Whereas compliance with the law is more likely to occur if we remember what the law is,
Whereas then French Foreign Minister Aristide Briand remarked at the signing of the Kellogg-Briand Pact on August 27, 1928: “For the first time, on a scale as absolute as it is vast, a treaty has been truly devoted to the very establishment of peace, and has laid down laws that are new and free from all political considerations. Such a treaty means a beginning and not an end. . . . [S]elfish and willful war which has been regarded from of old as springing from divine right, and has remained in international ethics as an attribute of sovereignty, has been at last deprived by law of what constituted its most serious danger, its legitimacy. For the future, branded with illegality, it is by mutual accord truly and regularly outlawed so that a culprit must indur the unconditional condemnation and probably the hostility of all his co-signatories,”
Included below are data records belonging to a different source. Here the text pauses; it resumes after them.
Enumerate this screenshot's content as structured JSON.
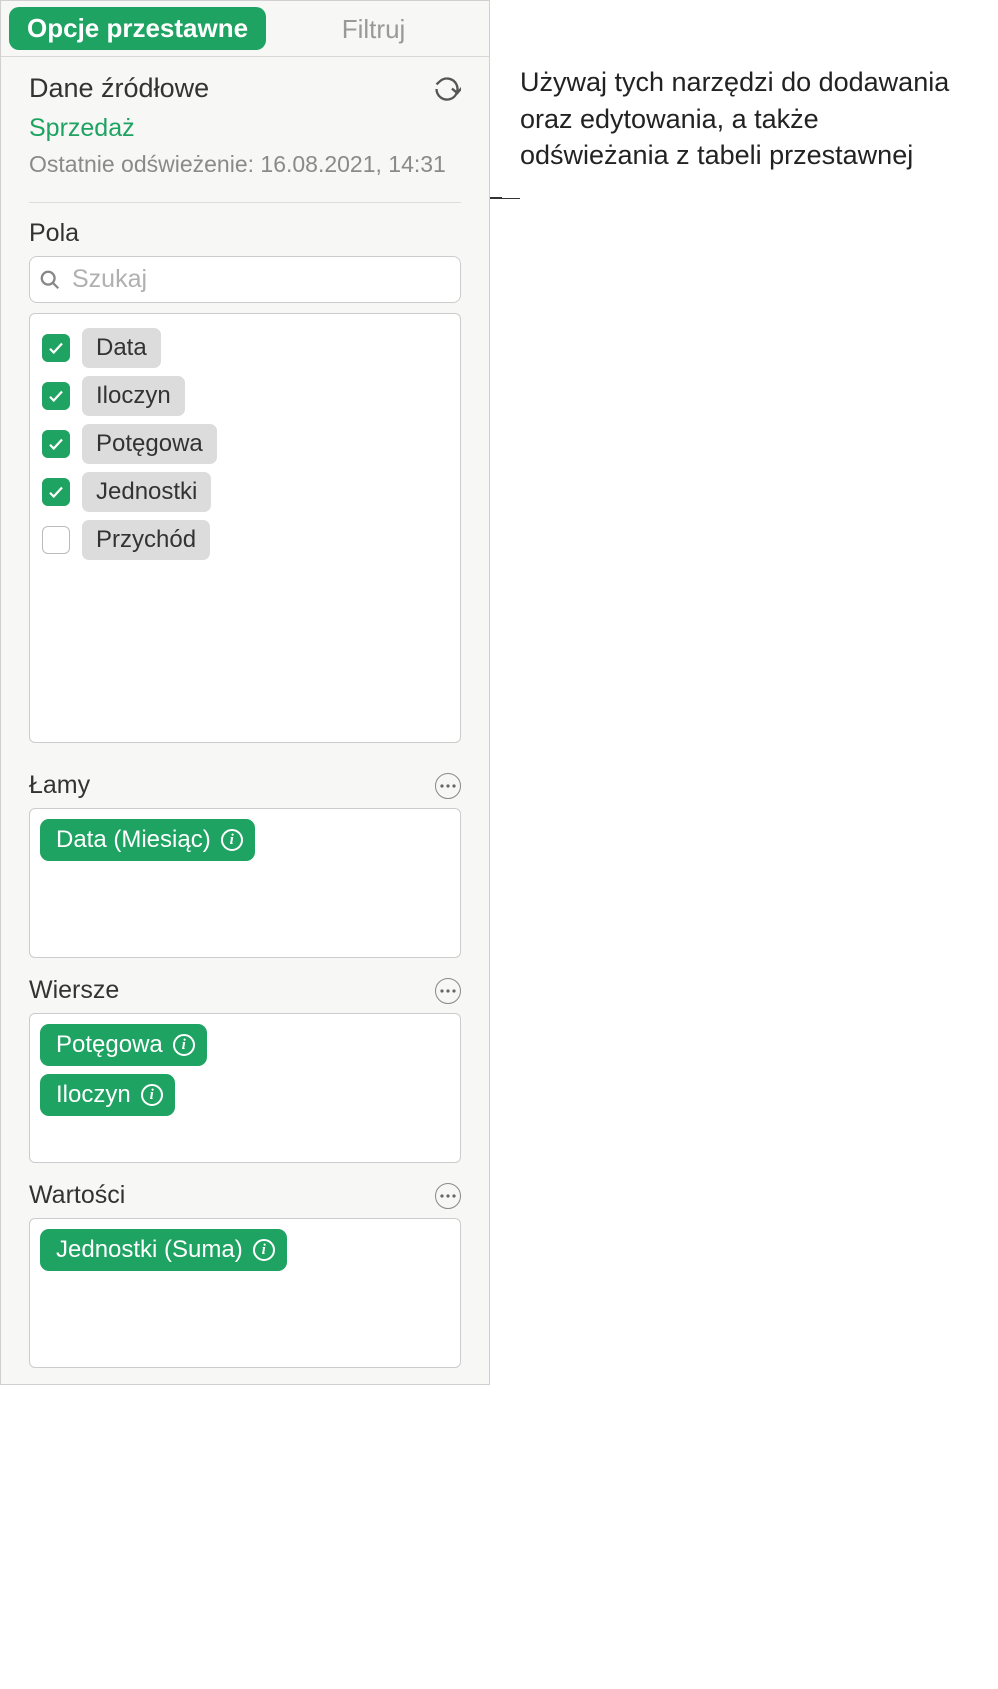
{
  "tabs": {
    "pivot": "Opcje przestawne",
    "filter": "Filtruj"
  },
  "source": {
    "title": "Dane źródłowe",
    "name": "Sprzedaż",
    "timestamp": "Ostatnie odświeżenie: 16.08.2021, 14:31"
  },
  "fields": {
    "label": "Pola",
    "search_placeholder": "Szukaj",
    "items": [
      {
        "label": "Data",
        "checked": true
      },
      {
        "label": "Iloczyn",
        "checked": true
      },
      {
        "label": "Potęgowa",
        "checked": true
      },
      {
        "label": "Jednostki",
        "checked": true
      },
      {
        "label": "Przychód",
        "checked": false
      }
    ]
  },
  "zones": {
    "columns": {
      "title": "Łamy",
      "items": [
        "Data (Miesiąc)"
      ]
    },
    "rows": {
      "title": "Wiersze",
      "items": [
        "Potęgowa",
        "Iloczyn"
      ]
    },
    "values": {
      "title": "Wartości",
      "items": [
        "Jednostki (Suma)"
      ]
    }
  },
  "callout": "Używaj tych narzędzi do dodawania oraz edytowania, a także odświeżania z tabeli przestawnej"
}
Therefore, in hopes of encouraging awareness of the work of Frank Kellogg and of the peace movement of the 1920s that moved him to action, the City of St. Paul, Minnesota, proclaims August 27th to be Kellogg-Briand Peace Pact Day.
On August 27th a celebration is planned at the Kellogg house. Meanwhile, in Illinois, an award ceremony is planned for the winners of the first annual essay contest dedicated to the question “How Can We Obey the Law Against War?” But why shouldn’t there be celebrations everywhere? Why not recognition for Salmon Oliver Levinson of Chicago, whose movement persuaded Kellogg to act? Why not remembrance of Kellogg in Washington, D.C., where he’s buried? Why not celebration of the activists of the 1920s who made up the Outlawry Movement, and who were from every part of the United States and many other nations? Why not a day of celebrating peace and advancing the cause of the abolition of war, including by collectively urging new nations to sign onto the Peace Pact?
Here’s a petition that can be signed, and the signatures from any town or state printed out to be used in local lobbying. St. Paul is leading the way, but it need not do so alone. The petition reads:
“We support local, state, national, and international legislation that would make August 27th a holiday in honor of the Kellogg-Briand Pact, also known as the Peace Pact, that was signed on this date in 1928. The International Pact which renounced war as an instrument of national policy and committed nations to settling disputes exclusively by peaceful means was passed into U.S. law in 1929 with only one Senator in opposition. The co-authors were Republican Secretary of State Frank Kellogg from Minnesota and French foreign minister Aristide Briand. Kellogg won the Nobel Peace Prize, and the Pact is still U.S. and International Law.”